Typical Shark Week advertisement, promoting death, destruction, and
violence by angry sharks who ostensibly target beach-goers. (Source)

I have not kept up with Shark Week for several years.  But, on a recent channel surfing expedition, I was attacked with Shark Week promos and was quickly taken back to those long August nights some 15 years ago.  The current shows look a lot like what I remember—a deep, admonishing voice narrates over translucent blood running in the background as some cartoon-like, snaggle-toothed shark with glaring eyes swims across the screen.  Then, as if it is the legal obligation of the station, a short subdued segment follows that explains how overfishing sharks must end if we are to keep the oceans in some semblance of balance, almost like the often ignored softly spoken legal information that follows the utopian Viagra commercial.

I’m certainly not the first person to consider this, but: What exactly is the theme of Shark Week? (Other than the obvious answer: To create programs that will allow the Discovery Channel to charge the absolute highest price they can for advertising space.)
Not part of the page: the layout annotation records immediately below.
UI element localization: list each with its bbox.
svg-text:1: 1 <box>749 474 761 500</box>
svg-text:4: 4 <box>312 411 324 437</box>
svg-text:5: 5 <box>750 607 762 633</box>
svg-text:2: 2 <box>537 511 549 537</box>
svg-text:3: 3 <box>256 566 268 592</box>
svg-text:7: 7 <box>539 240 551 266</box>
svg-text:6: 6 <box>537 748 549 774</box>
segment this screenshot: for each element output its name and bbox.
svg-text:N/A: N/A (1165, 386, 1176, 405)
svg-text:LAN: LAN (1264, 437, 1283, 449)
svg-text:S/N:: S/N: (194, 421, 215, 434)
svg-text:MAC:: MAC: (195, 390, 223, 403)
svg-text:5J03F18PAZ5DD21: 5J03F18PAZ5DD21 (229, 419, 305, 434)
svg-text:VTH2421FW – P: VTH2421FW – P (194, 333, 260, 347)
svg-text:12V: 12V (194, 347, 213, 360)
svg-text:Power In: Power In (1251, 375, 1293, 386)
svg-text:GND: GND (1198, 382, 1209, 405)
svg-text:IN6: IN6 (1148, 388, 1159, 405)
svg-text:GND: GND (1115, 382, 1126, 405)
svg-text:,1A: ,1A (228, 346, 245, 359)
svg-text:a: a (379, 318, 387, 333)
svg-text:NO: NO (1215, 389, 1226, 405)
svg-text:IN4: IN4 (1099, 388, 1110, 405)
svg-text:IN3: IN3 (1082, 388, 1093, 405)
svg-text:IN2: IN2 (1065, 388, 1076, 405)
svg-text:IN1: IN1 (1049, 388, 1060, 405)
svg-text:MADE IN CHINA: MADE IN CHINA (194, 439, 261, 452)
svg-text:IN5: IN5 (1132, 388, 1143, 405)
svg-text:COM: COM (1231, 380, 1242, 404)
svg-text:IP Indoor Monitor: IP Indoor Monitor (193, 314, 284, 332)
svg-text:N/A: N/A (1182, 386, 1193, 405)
Images like these are impressive and display the raw power of sharks.
Unfortunately, they largely contribute to a culture of shark fear, suggesting that
sharks will readily leave the water in pursuit of a kill. (Source)
Most of Shark Week programming is geared toward the glorification of the violent aspect of sharks.  I am not necessarily against this vantage point as 1) sharks are one of the few carnivorous species large enough to evoke fear in humans, and 2) the Discovery Channel is free to air whatever they want.  However, in a quick survey of the 9 new original programs for Shark Week 2012, the primary themes of 7 shows are attacks or some other prominent theme of violence, whereas, only 2 programs focus on science, ecology, or non-violent themes.  Looking at the overall TV schedule for the week (which includes many specials from previous Shark Weeks), it was clear this disparity persisted.
I am not advocating turning Shark Week off; by all means please watch and enjoy—after all it is just TV.  But Discovery Channel, please know that you are delivering a very conflicted message—that the violent nature of sharks and the constant need to rank attacks, species, etc., is in direct contrast to the notion of conserving the very same animals!  This is like a week of TV dedicated to addictions, impugning all people who ever had a drink or a cigarette as heartless addicts, but once a day including a show that talks about real solutions to recovery.  Which is it, Discovery Channel?


For every shark that attacks a human, millions are killed, many solely for their fins.
Imagine how healthy we might be if we demonized smoking or overeating with
the same tenacity as we do sharks. (Source)
It is clear that society is addicted to Shark Week, but the statistics also show that society is addicted to over-harvesting sharks.  In the absence of a clear message, can anyone really wonder why we do what we do to sharks?